Back in Oklahoma to promote his new report on federal spending, U.S. Sen. James Lankford said Friday there's a lot of waste in Washington.
The report is called "Federal Fumbles: 100 Ways the Government Dropped the Ball." It's a continuation of former Sen. Tom Coburn's annual waste book. Coburn was known for his pet project each year, pointing out where he felt Congress should rein in spending.
“His challenge was why aren't there 535 of these? Why doesn't every office put out some sort of waste book, with which I completely agree,” Lankford asked.

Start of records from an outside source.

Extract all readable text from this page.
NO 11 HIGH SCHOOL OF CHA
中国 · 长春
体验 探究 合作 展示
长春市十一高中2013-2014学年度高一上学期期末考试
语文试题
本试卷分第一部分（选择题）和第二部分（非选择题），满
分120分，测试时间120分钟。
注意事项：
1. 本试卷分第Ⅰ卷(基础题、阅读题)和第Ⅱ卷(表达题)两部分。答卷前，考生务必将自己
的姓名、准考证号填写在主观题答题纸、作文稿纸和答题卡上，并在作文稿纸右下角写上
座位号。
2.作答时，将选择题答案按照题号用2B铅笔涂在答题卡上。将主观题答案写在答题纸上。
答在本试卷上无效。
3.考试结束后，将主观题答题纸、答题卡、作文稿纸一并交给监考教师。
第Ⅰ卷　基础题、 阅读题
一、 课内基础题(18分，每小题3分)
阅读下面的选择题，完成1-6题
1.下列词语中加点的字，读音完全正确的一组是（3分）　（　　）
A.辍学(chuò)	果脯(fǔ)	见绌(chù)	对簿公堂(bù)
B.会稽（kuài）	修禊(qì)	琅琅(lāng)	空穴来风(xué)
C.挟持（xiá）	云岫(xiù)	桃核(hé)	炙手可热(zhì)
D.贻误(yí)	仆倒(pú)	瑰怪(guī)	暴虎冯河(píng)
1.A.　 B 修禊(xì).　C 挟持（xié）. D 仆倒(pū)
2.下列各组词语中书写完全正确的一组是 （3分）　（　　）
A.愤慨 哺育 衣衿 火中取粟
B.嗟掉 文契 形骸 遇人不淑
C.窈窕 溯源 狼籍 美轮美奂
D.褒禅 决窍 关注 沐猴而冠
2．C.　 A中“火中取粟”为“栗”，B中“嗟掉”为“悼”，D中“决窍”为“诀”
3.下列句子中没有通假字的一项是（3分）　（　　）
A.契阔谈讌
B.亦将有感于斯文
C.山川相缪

The senators said most of the fumbles are redundancies, shifting funds as stop gap measures and over regulation by the federal government. But there are others, like a festival called Silent Shakespeare in Virginia, that he said is a waste of federal dollars.
“It's not a problem to have a silent Shakespeare event, just why do the people of Oklahoma have to pay for the silent Shakespeare event that's happening in Virginia?” Lankford said.
Much of the problem starts in a deeply divided Congress, which just passed another continuing budget measure to fund the country for the next two years, Lankford said. A measure is steering the country in the wrong direction and lacks long term vision.
“It is a real problem to put this budget into effect because it does not solve the basic issues we face as a nation,” he said.
He said it's a time for leadership. He complimented the new Speaker of the House Paul Ryan (R-WI), but wouldn't give his pick for president. He only said there have been a few stand outs this election cycle like Senators Marco Rubio (R-FL) and Ted Cruz (R-TX) as well as retired neurosurgeon Ben Carson.
But mostly he noted the number of candidates and praised the amount of diversity seen on stage.
“You see a lot of individuals,” he said. “You not only see a lot of diversity in the race but a lot of people with ideas.”